What are the practical consequences of DST versus types whose size are known at compile time

This might appear as a noob question - which it is, but I pray, bear with me, I have mostly programmed in languages where I don't need to care that much about memory layouts...

So I have learnt about DST's in Rust, and quoting the reference:

A type with a size that is known only at run-time is called a dynamically sized type (DST ) or, informally, an unsized type

Which I sort of understand. My question now is, more like, okay what does this buy or take from me?

What are the practical repercussion of not knowing the size of a type at compile time? How does it affect a running program etc.

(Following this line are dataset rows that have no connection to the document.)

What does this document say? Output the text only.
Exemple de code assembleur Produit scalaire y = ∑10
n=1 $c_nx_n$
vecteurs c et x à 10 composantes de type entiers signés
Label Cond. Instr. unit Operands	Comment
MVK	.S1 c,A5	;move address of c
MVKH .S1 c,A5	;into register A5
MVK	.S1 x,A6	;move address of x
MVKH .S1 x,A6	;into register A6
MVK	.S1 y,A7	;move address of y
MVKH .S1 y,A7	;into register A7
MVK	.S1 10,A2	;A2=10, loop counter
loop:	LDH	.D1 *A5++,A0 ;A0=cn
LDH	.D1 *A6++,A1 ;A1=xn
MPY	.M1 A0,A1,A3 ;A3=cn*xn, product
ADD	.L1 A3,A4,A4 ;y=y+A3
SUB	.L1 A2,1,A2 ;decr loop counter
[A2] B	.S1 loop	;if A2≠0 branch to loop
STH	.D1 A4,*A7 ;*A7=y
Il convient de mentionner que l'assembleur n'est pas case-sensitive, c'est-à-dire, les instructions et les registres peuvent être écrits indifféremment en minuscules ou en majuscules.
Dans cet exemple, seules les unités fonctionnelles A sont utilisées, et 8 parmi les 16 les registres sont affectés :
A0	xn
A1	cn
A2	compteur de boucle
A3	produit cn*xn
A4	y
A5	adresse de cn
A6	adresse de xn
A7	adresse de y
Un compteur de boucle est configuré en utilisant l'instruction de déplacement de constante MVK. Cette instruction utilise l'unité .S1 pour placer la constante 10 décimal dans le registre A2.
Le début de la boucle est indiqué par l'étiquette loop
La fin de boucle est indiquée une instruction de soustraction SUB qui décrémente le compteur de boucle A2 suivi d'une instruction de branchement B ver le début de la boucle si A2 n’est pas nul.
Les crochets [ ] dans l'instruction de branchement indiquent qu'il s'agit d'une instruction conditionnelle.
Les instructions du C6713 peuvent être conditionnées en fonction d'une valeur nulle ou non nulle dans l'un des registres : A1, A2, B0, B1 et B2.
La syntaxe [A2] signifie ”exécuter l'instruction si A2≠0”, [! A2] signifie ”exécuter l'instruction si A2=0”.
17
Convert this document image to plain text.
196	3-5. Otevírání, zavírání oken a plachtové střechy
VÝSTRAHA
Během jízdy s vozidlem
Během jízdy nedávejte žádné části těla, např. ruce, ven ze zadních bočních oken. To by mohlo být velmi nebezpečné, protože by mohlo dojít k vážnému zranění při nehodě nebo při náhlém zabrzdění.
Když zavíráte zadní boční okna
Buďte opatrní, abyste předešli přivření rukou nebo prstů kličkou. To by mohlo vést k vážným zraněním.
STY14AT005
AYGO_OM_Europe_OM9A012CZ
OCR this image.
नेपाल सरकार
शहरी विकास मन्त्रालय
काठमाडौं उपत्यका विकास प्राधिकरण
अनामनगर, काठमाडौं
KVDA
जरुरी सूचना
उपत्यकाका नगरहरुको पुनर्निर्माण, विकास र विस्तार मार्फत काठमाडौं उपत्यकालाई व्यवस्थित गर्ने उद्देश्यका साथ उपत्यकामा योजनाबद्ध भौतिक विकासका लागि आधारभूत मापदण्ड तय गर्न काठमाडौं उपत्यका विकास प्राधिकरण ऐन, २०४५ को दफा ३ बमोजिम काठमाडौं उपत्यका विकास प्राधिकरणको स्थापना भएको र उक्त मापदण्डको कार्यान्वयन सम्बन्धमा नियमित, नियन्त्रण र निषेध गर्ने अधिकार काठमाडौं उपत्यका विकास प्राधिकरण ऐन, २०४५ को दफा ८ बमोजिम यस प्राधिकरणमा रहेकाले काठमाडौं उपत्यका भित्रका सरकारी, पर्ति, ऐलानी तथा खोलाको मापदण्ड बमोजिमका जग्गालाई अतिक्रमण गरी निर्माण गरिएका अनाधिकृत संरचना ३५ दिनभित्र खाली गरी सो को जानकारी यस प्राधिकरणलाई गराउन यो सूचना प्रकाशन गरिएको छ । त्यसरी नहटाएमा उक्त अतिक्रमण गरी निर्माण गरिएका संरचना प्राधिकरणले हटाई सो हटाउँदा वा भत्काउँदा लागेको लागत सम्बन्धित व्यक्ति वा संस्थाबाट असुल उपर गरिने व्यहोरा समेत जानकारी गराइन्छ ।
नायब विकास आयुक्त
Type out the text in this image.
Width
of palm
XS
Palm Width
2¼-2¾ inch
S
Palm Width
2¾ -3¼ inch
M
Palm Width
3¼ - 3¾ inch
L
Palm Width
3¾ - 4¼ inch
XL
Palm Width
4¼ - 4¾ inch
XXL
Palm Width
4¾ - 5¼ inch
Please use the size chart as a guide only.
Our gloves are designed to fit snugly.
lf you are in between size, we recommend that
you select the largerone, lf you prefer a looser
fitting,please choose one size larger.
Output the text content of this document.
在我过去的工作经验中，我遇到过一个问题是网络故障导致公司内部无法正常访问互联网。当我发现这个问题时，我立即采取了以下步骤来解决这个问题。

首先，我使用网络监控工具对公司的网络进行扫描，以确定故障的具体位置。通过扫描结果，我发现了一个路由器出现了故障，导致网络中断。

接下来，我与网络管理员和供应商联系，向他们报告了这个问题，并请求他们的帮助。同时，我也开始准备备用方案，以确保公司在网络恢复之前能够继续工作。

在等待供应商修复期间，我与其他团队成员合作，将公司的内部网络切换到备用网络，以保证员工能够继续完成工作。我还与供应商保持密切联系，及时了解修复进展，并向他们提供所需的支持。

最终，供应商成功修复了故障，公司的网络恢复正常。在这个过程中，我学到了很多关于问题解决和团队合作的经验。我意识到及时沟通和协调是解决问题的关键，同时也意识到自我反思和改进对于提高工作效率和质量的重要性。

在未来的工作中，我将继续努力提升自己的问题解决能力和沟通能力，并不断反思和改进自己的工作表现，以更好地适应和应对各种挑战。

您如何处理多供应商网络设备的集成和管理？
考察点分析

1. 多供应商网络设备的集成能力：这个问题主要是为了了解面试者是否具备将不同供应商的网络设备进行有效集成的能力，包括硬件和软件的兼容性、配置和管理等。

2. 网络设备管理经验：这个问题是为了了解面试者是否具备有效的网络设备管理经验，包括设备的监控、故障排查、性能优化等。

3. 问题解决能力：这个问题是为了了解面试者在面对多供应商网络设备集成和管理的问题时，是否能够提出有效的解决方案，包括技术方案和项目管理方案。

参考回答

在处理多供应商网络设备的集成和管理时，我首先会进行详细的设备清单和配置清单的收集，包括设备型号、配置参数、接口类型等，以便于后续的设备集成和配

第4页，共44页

Based on what I know, if i were to answer this question, I will say the difference is that with programs only using types whose size can be known at compile time, one can confidently reason about the upper limit of the memory the program will use. For example if a program only contain this:

fn main() {
    fn return_largest_u8(a: u8, b: u8) -> u8 {
        if a > b {
            a
        } else {
            b
        }
    }

    dbg!(return_largest_u8(1,20));
}

One can confidently say that the memory requirements is mostly determined by the two u8 argument type and one u8 return type. This can be deduced without even running it.

But another similar program that uses DST like this

fn main() {

    fn return_largest_str<'a>(a: &'a str, b: &'a str) -> &'a str {
        if a.len() > b.len() {
            a
        } else {
            b
        }
    }

    dbg!(return_largest_str("1","20"));
}

One can't make such deduction, because the actual str behind the &str which will exit at runtime could be of any size. It could even be on the heap or on the stack. All these cannot be deduced until runtime hence the memory usage of such a program cannot be statically reasoned about.

Will the above submission be true? If not where might I have erred?

Also are there other practical consequences of DST versus sized types than this?

1 Like

"Reasoning about memory use" in this way is not really useful. Practically, how much memory your program uses doesn't depend on the references you have to data, but to the data itself. You could rewrite the above program using only statically-sized values and still not know statically how much memory it will consume:

fn main() {
    fn return_largest_string(a: String, b: String) -> String {
        if a.len() > b.len() {
            a
        } else {
            b
        }
    }

    dbg!(return_largest_string("1".into(), "20".into()));
}

Not a single DST in sight. You could argue that "but the String contains a hidden str", but that's not the point… you could as well call into FFI and do malloc(rand()) in a loop, and eventually exhaust memory. You wouldn't use any DSTs in this way, either, yet you could not say at any point exactly how much memory your program uses.

So what are DSTs useful for, and what consequences do they have?

  • One of the more interesting use cases of DSTs is a trait object (dyn Trait). Trait objects allow dynamic dispatch, but because they are backed by potentially different concrete types, they don't have a single, known size. A dyn Display made from a String has the same size as String, but the same trait object type made from, say a JSON Value has the size of a JSON value (demonstration).
  • A consequence of using DSTs is that not everything works with them. For example, you can't pass DSTs by value and you can't declare a local variable of DST type. Second, you can't coerce a DST into a different DST (they can only be created from sized types). A third, less interesting point is that a pointer to a DST is a "fat pointer", i.e., it contains not only the address of the pointed object but also its length.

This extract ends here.